When it comes to food, Ooty has something for everyone. If you’re looking for something old that Ooty is famous for, look no further than Shinkow’s- it is Ooty’s local Chinese establishment that has been operating for several decades and has even been featured in movies like Kapoor and Sons. The Culinarium and the Frugal Gourmet are some of the more high-end options that are recommended by locals. The Culinarium is the place for you if you’re looking to sip on some beer and indulge in some to-die-for desserts (for craft enthusiasts, there is a Pony store attached to the restaurant that will take care of all your needle-and-thread needs). Nahar is another local favorite, whether you’re looking to eat some good old South Indian breakfast or a sumptuous North Indian thali for lunch.
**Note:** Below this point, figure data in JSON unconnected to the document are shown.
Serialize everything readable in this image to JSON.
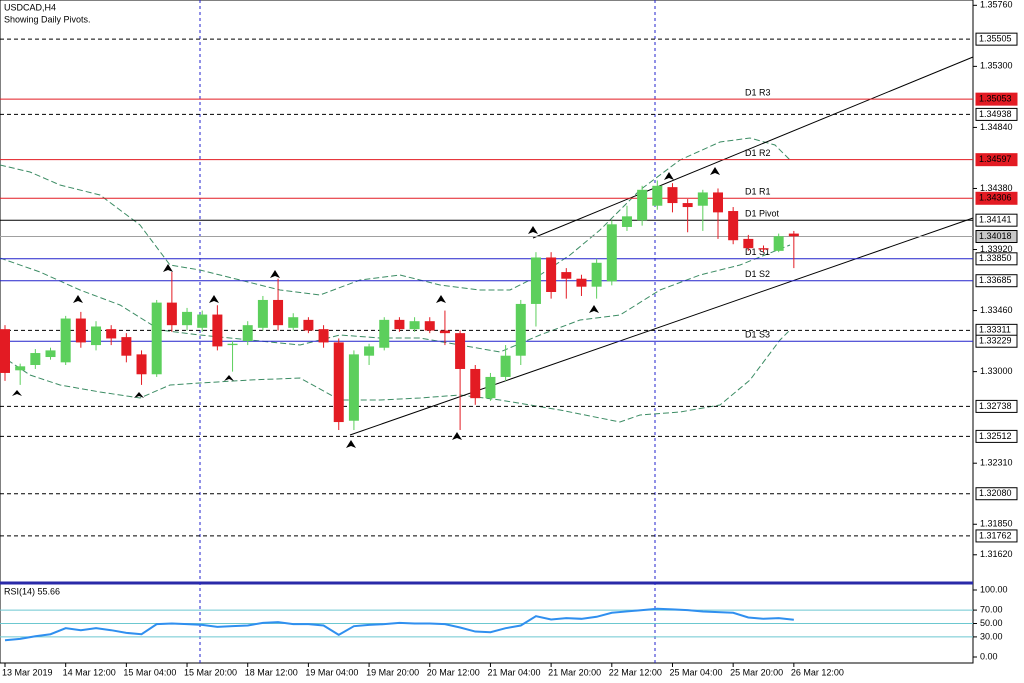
{
  "chart_data": [
    {
      "type": "candlestick",
      "title": "USDCAD,H4",
      "subtitle": "Showing Daily Pivots.",
      "up_color": "#5ccf5c",
      "down_color": "#e31b23",
      "categories": [
        "13 Mar 2019",
        null,
        null,
        null,
        "14 Mar 12:00",
        null,
        null,
        null,
        "15 Mar 04:00",
        null,
        null,
        null,
        "15 Mar 20:00",
        null,
        null,
        null,
        "18 Mar 12:00",
        null,
        null,
        null,
        "19 Mar 04:00",
        null,
        null,
        null,
        "19 Mar 20:00",
        null,
        null,
        null,
        "20 Mar 12:00",
        null,
        null,
        null,
        "21 Mar 04:00",
        null,
        null,
        null,
        "21 Mar 20:00",
        null,
        null,
        null,
        "22 Mar 12:00",
        null,
        null,
        null,
        "25 Mar 04:00",
        null,
        null,
        null,
        "25 Mar 20:00",
        null,
        null,
        null,
        "26 Mar 12:00"
      ],
      "open": [
        1.3332,
        1.3301,
        1.3305,
        1.3311,
        1.3307,
        1.334,
        1.332,
        1.3332,
        1.3326,
        1.3313,
        1.3298,
        1.3352,
        1.3335,
        1.3333,
        1.3343,
        1.332,
        1.3323,
        1.3333,
        1.3354,
        1.3333,
        1.3339,
        1.3332,
        1.3322,
        1.3263,
        1.3312,
        1.3318,
        1.3339,
        1.3332,
        1.3338,
        1.3331,
        1.3329,
        1.3302,
        1.328,
        1.3296,
        1.3312,
        1.3351,
        1.3386,
        1.3375,
        1.337,
        1.3364,
        1.3368,
        1.3409,
        1.3414,
        1.3425,
        1.3439,
        1.3427,
        1.3425,
        1.3435,
        1.3421,
        1.34,
        1.3393,
        1.3391,
        1.3404
      ],
      "high": [
        1.3335,
        1.3306,
        1.3317,
        1.3318,
        1.3342,
        1.3345,
        1.3338,
        1.3335,
        1.3329,
        1.3316,
        1.3354,
        1.3375,
        1.3348,
        1.3346,
        1.335,
        1.3323,
        1.3338,
        1.3357,
        1.337,
        1.3344,
        1.3341,
        1.3335,
        1.3325,
        1.3316,
        1.3321,
        1.3341,
        1.3341,
        1.3341,
        1.3341,
        1.3346,
        1.3331,
        1.3305,
        1.3299,
        1.332,
        1.3354,
        1.339,
        1.339,
        1.3378,
        1.3373,
        1.3385,
        1.3414,
        1.3425,
        1.344,
        1.3444,
        1.3442,
        1.343,
        1.3437,
        1.3438,
        1.3424,
        1.3403,
        1.3395,
        1.3404,
        1.3406
      ],
      "low": [
        1.3293,
        1.329,
        1.3302,
        1.3309,
        1.3305,
        1.3318,
        1.3316,
        1.332,
        1.3307,
        1.329,
        1.3296,
        1.333,
        1.3331,
        1.333,
        1.3316,
        1.33,
        1.332,
        1.3331,
        1.3331,
        1.3331,
        1.3329,
        1.3318,
        1.3256,
        1.3256,
        1.3305,
        1.3316,
        1.333,
        1.333,
        1.3329,
        1.332,
        1.3256,
        1.3275,
        1.3278,
        1.3293,
        1.3305,
        1.3334,
        1.3355,
        1.3355,
        1.3357,
        1.3355,
        1.3365,
        1.3406,
        1.341,
        1.3422,
        1.342,
        1.3405,
        1.3406,
        1.34,
        1.3396,
        1.3391,
        1.339,
        1.339,
        1.3378
      ],
      "close": [
        1.3299,
        1.3304,
        1.3314,
        1.3316,
        1.334,
        1.3322,
        1.3334,
        1.3325,
        1.3312,
        1.3298,
        1.3352,
        1.3335,
        1.3345,
        1.3343,
        1.3319,
        1.3321,
        1.3335,
        1.3354,
        1.3335,
        1.3341,
        1.3331,
        1.3322,
        1.3262,
        1.3313,
        1.3319,
        1.3339,
        1.3332,
        1.3338,
        1.3331,
        1.3329,
        1.3302,
        1.328,
        1.3296,
        1.3312,
        1.3351,
        1.3386,
        1.336,
        1.337,
        1.3364,
        1.3382,
        1.3411,
        1.3417,
        1.3437,
        1.344,
        1.3427,
        1.3424,
        1.3435,
        1.342,
        1.3399,
        1.3393,
        1.3392,
        1.3402,
        1.3402
      ],
      "ylim": [
        1.3143,
        1.358
      ],
      "yticks": [
        {
          "value": 1.3576,
          "label": "1.35760"
        },
        {
          "value": 1.353,
          "label": "1.35300"
        },
        {
          "value": 1.3484,
          "label": "1.34840"
        },
        {
          "value": 1.3438,
          "label": "1.34380"
        },
        {
          "value": 1.3392,
          "label": "1.33920"
        },
        {
          "value": 1.3346,
          "label": "1.33460"
        },
        {
          "value": 1.33,
          "label": "1.33000"
        },
        {
          "value": 1.3231,
          "label": "1.32310"
        },
        {
          "value": 1.3185,
          "label": "1.31850"
        },
        {
          "value": 1.3162,
          "label": "1.31620"
        }
      ],
      "levels": [
        {
          "value": 1.35505,
          "label": "1.35505",
          "color": "#000000",
          "style": "dashed"
        },
        {
          "value": 1.35053,
          "label": "1.35053",
          "color": "#e31b23",
          "style": "solid",
          "name": "D1 R3"
        },
        {
          "value": 1.34938,
          "label": "1.34938",
          "color": "#000000",
          "style": "dashed"
        },
        {
          "value": 1.34597,
          "label": "1.34597",
          "color": "#e31b23",
          "style": "solid",
          "name": "D1 R2"
        },
        {
          "value": 1.34306,
          "label": "1.34306",
          "color": "#e31b23",
          "style": "solid",
          "name": "D1 R1"
        },
        {
          "value": 1.34141,
          "label": "1.34141",
          "color": "#000000",
          "style": "solid",
          "name": "D1 Pivot"
        },
        {
          "value": 1.34018,
          "label": "1.34018",
          "color": "#a0a0a0",
          "style": "solid"
        },
        {
          "value": 1.3385,
          "label": "1.33850",
          "color": "#2222cc",
          "style": "solid",
          "name": "D1 S1"
        },
        {
          "value": 1.33685,
          "label": "1.33685",
          "color": "#2222cc",
          "style": "solid",
          "name": "D1 S2"
        },
        {
          "value": 1.33311,
          "label": "1.33311",
          "color": "#000000",
          "style": "dashed"
        },
        {
          "value": 1.33229,
          "label": "1.33229",
          "color": "#2222cc",
          "style": "solid",
          "name": "D1 S3"
        },
        {
          "value": 1.32738,
          "label": "1.32738",
          "color": "#000000",
          "style": "dashed"
        },
        {
          "value": 1.32512,
          "label": "1.32512",
          "color": "#000000",
          "style": "dashed"
        },
        {
          "value": 1.3208,
          "label": "1.32080",
          "color": "#000000",
          "style": "dashed"
        },
        {
          "value": 1.31762,
          "label": "1.31762",
          "color": "#000000",
          "style": "dashed"
        }
      ]
    },
    {
      "type": "line",
      "title": "RSI(14) 55.66",
      "color": "#2f8fef",
      "values": [
        25,
        27,
        31,
        34,
        43,
        40,
        43,
        40,
        36,
        34,
        49,
        50,
        49,
        48,
        45,
        46,
        47,
        51,
        52,
        49,
        49,
        47,
        33,
        46,
        48,
        49,
        51,
        50,
        50,
        49,
        44,
        38,
        37,
        43,
        47,
        61,
        56,
        58,
        57,
        60,
        66,
        68,
        70,
        72,
        71,
        70,
        68,
        67,
        66,
        59,
        57,
        58,
        55.66
      ],
      "ylim": [
        0,
        100
      ],
      "yticks": [
        {
          "value": 100,
          "label": "100.00"
        },
        {
          "value": 70,
          "label": "70.00"
        },
        {
          "value": 50,
          "label": "50.00"
        },
        {
          "value": 30,
          "label": "30.00"
        },
        {
          "value": 0,
          "label": "0.00"
        }
      ],
      "levels": [
        70,
        50,
        30
      ],
      "level_color": "#6cc8d0"
    }
  ]
}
You could also check out Pankaj Bhojanalay- though its prices are much higher than what they used to be decades ago, it is still rated one of Ooty’s best restaurants on TripAdvisor and is excellent for its unlimited Jain thalis.
My favorite restaurant in Ooty however, would have to be The Place to Bee. An initiative of the Keystone Foundation in nearby Kotagiri, this place operates along a “slow food” philosophy. As the term suggests, it stands for everything that fast food doesn’t- healthy, clean food that is locally sourced. And the cherry on top is that the taste of the food will blow your mind! They serve mostly Italian cuisine, and you will not go wrong with any of their pizzas or pasta. I also strongly recommend the cheesecake and the pannacotta from their dessert menu that is served with a seasonal sauce (I am quite partial to the mango in summers). The restaurant also has a bee museum of sorts as the foundation is heavily involved in working with native honey-collectors. It will also be worth your while to visit the well-stocked store under the restaurant that offers you several organic, locally sourced food, cosmetic and cloth products.
Even after so many years of continuous tourism, there is a lot more to discover in Ooty. The place is a different shade of beautiful each season, so except during the rains when landslides make it entirely inaccessible, you can actually visit anytime; just make sure you have plenty of warm clothes and sunscreen regardless of the season (it is actually unbelievably easy to get sunburnt during the daytime here, especially in winters).
Ooty, ultimately, is a melting pot of cultures- Tamilians, people from other parts of India who have been settled here for generations and of course, descendants of the native tribes. There is so much more to this place than what it has become famous for. See for yourself, put in that extra effort to peel back the layers and look at what you might find. Interacting with locals will help you here. Above all, be a responsible traveler- do not litter and respect the privacy and culture of the residents.